Brown (1977, 1978) has discussed the inadequacy of many EFL tests of
listening comprehension, which make demands on learners which are never
made on native speakers. Her main general point is that it is inappropriate to
judge spoken language by criteria only applicable to written language. For
example, a test which requires hearers to extract discrete details of information
from casual conversational language rather than the overall significance
of the utterance, may be confusing the forms and functions of written and
spoken language. Spontaneous speech is not usually used for transmitting
detailed information. Where it is, it is usually backed up with written or
visual aids, as in much teaching. Or the propositional information occurs in
short bursts, as in giving directions in the street, or giving orders in a shop.

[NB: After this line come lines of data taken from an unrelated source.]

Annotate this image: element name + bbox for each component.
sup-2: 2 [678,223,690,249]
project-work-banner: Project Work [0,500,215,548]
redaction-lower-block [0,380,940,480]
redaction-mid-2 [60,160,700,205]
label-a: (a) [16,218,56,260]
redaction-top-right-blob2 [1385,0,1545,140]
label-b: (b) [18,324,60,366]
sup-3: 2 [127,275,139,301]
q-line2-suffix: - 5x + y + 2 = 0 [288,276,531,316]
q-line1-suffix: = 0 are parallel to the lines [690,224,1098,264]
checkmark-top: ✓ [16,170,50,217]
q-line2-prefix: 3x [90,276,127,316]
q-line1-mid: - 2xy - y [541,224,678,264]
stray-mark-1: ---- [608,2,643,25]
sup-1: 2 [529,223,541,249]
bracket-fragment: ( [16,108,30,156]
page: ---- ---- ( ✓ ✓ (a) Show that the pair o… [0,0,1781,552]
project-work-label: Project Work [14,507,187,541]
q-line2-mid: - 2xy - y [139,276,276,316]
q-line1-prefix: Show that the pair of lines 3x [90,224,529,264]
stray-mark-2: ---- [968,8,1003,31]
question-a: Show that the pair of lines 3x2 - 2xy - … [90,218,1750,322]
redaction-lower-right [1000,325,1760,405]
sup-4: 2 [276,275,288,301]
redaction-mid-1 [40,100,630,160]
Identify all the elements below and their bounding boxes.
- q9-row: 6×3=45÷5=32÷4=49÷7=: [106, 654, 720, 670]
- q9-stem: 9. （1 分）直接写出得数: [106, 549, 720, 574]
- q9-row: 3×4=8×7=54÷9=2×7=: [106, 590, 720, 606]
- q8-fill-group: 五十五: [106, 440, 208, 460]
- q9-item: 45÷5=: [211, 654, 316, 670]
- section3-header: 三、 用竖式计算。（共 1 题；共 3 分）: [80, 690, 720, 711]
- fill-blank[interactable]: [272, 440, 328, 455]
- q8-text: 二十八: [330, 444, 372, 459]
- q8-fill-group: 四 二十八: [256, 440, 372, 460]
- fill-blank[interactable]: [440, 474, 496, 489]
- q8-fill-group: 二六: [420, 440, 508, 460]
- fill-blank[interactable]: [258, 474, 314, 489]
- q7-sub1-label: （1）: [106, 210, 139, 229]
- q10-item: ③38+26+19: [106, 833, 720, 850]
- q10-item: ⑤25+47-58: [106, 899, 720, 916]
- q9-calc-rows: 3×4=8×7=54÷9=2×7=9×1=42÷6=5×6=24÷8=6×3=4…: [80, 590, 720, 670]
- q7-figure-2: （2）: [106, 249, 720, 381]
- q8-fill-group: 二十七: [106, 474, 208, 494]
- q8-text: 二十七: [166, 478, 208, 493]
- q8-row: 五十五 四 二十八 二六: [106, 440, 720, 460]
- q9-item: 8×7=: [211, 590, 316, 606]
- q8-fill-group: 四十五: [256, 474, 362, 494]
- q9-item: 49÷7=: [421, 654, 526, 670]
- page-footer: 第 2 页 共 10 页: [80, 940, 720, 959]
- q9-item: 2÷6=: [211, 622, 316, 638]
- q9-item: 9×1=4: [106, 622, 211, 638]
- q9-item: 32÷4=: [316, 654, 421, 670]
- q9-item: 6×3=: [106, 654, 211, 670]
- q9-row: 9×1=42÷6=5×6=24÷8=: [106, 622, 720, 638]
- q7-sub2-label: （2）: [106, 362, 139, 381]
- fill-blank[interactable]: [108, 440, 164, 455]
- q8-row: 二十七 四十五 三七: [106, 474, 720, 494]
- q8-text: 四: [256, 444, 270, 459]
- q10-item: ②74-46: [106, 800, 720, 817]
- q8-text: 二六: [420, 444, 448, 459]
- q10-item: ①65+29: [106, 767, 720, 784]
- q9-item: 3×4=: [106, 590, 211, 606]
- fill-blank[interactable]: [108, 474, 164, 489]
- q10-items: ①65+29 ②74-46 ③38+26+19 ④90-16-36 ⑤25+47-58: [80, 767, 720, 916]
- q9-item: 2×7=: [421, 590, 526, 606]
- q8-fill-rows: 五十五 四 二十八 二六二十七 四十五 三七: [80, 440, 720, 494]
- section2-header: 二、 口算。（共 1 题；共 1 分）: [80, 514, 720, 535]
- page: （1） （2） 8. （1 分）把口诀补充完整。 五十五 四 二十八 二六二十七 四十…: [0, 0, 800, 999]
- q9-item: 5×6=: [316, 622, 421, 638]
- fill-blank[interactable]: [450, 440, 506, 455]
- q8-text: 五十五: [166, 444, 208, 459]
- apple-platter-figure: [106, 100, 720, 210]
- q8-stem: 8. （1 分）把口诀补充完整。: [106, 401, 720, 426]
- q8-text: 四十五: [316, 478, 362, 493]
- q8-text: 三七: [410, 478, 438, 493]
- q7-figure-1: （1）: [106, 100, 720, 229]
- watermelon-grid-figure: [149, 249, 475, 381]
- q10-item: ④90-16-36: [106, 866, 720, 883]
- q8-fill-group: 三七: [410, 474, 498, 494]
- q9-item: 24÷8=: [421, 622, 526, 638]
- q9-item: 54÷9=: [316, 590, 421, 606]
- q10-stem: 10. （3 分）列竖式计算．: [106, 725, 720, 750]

Alternatively, hearers will probably record at least the gist of what is said in
writing, as in giving complex orders to workmen. It is therefore inappropriate
to ask questions about the detailed cognitive content of casual conversational
language. Brown's work is based on an examination of both the
phonological obscurity (including elisions and assimilations) which characterizes
most spoken English (Brown, 1977); and also of the differences in
discourse organization between written transactional and spoken interactional
language. Adult interactional language is characterized by: slow
tempo; division into short chunks with a lot of pauses; one-place predicates
in which one thing is said about one referent at a time; topic-comment
structures; paratactic structures which rarely make explicit logical relations
between clauses (cf. Ochs, 1979). In general, these features mean that
information is not densely structured. Brown points out that when spoken
language is intended to transmit detailed factual information, then special discourse structures have evolved. For example, in a radio news broadcast, a
typical structure allows information to be repeated three times. Brief
headlines are followed by an expansion of the news items which is followed
in turn by a repetition of the main points.